Perang dagang di sektor teknologi antara China dan Amerika Serikat (AS) terus berlanjut dan semakin intens. AS memberikan wewenang kepada perusahaan teknologi besar seperti Google dan Microsoft untuk mengontrol akses global terhadap chip kecerdasan buatan (AI) yang sangat diminati, menurut sumber yang mengetahui rencana tersebut. Dalam skema yang diperkirakan dirilis bulan ini, Google dan Microsoft harus memenuhi syarat dari pemerintah AS, seperti memberikan informasi penting kepada pemerintah dan mencegah akses chip AI ke China.
Selain itu, Google dan Microsoft juga diberi keleluasaan untuk menawarkan layanan kecerdasan buatan di luar negeri tanpa perlu lisensi. Perusahaan lain yang bukan bagian dari ‘gatekeeper’ akan bersaing untuk mendapatkan izin impor chip AI dari Nvidia dan AMD ke negara-negara lain. Aturan ini diperkirakan akan mengecewakan banyak negara selain China, karena menghambat akses mereka terhadap chip AI canggih.

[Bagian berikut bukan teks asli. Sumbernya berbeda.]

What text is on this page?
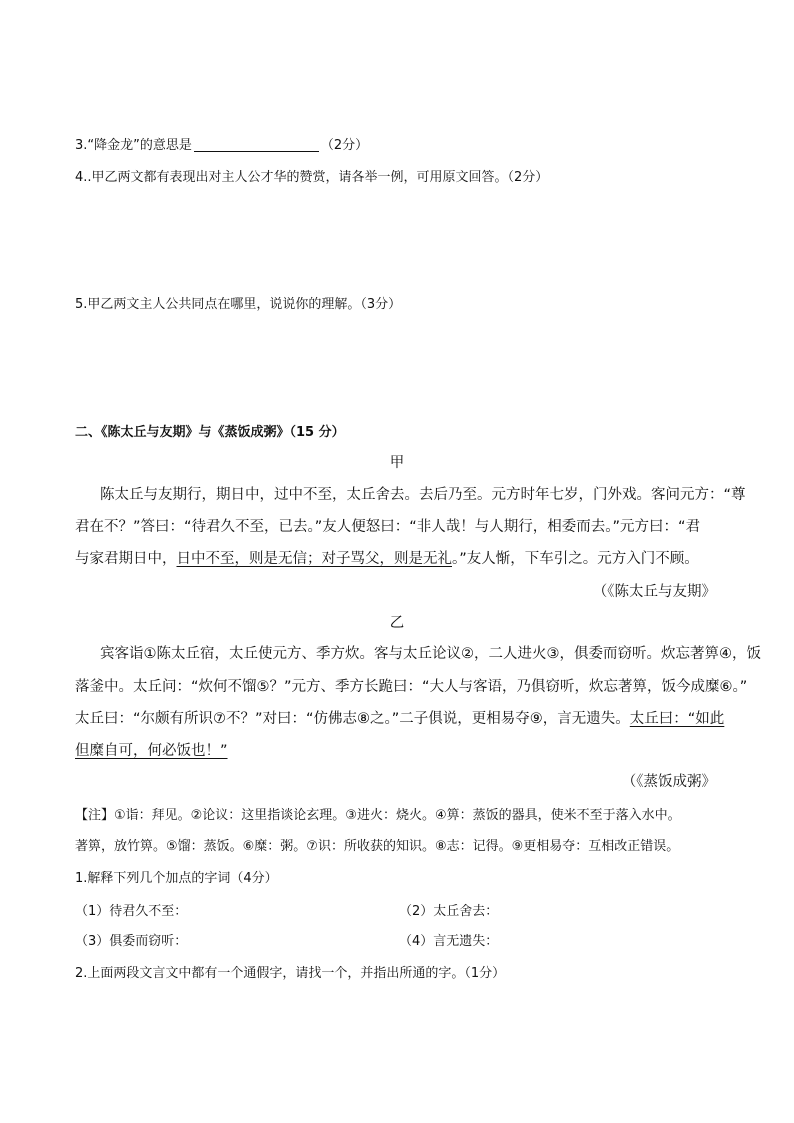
3.“降金龙”的意思是	（2分）
4..甲乙两文都有表现出对主人公才华的赞赏，请各举一例，可用原文回答。（2分）
5.甲乙两文主人公共同点在哪里，说说你的理解。（3分）
二、《陈太丘与友期》与《蒸饭成粥》（15 分）
甲
陈太丘与友期行，期日中，过中不至，太丘舍去。去后乃至。元方时年七岁，门外戏。客问元方：“尊
君在不？”答曰：“待君久不至，已去。”友人便怒曰：“非人哉！与人期行，相委而去。”元方曰：“君
与家君期日中，日中不至，则是无信；对子骂父，则是无礼。”友人惭，下车引之。元方入门不顾。
（《陈太丘与友期》
乙
宾客诣①陈太丘宿，太丘使元方、季方炊。客与太丘论议②，二人进火③，俱委而窃听。炊忘著箅④，饭
落釜中。太丘问：“炊何不馏⑤？”元方、季方长跪曰：“大人与客语，乃俱窃听，炊忘著箅，饭今成糜⑥。”
太丘曰：“尔颇有所识⑦不？”对曰：“仿佛志⑧之。”二子俱说，更相易夺⑨，言无遗失。太丘曰：“如此
但糜自可，何必饭也！”
（《蒸饭成粥》
【注】①诣：拜见。②论议：这里指谈论玄理。③进火：烧火。④箅：蒸饭的器具，使米不至于落入水中。
著箅，放竹箅。⑤馏：蒸饭。⑥糜：粥。⑦识：所收获的知识。⑧志：记得。⑨更相易夺：互相改正错误。
1.解释下列几个加点的字词（4分）
（1）待君久不至：	（2）太丘舍去：
（3）俱委而窃听：	（4）言无遗失：
2.上面两段文言文中都有一个通假字，请找一个，并指出所通的字。（1分）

Langkah baru ini menunjukkan upaya para pejabat AS di akhir pemerintahan Joe Biden untuk menyederhanakan proses persetujuan ekspor chip AI serta melarang pihak yang melanggar aturan untuk mengakses atau menyuplai chip AI ke China. AS khawatir China akan memanfaatkan kecerdasan buatan untuk memperkuat militer, melakukan serangan siber, atau bahkan melatih senjata biologis.
Kementerian Keuangan AS enggan memberikan komentar terkait aturan baru ini, yang masih bisa berubah. Google dan Microsoft belum memberikan tanggapan terkait peraturan baru tersebut. Nvidia menyatakan kesiapannya untuk bekerja sama dengan pemerintah untuk mematuhi kebijakan baru ini, sementara AMD tidak memberikan tanggapan.
Beberapa negara sekutu AS, seperti Belanda, Jepang, dan Taiwan, dikecualikan dari pembatasan ini dan masih bisa mengakses chip AI tanpa batasan. Sementara negara-negara yang terkena embargo nuklir, seperti Rusia, China, Iran, dan Venezuela, tetap tidak diizinkan untuk memperoleh chip AI dari AS.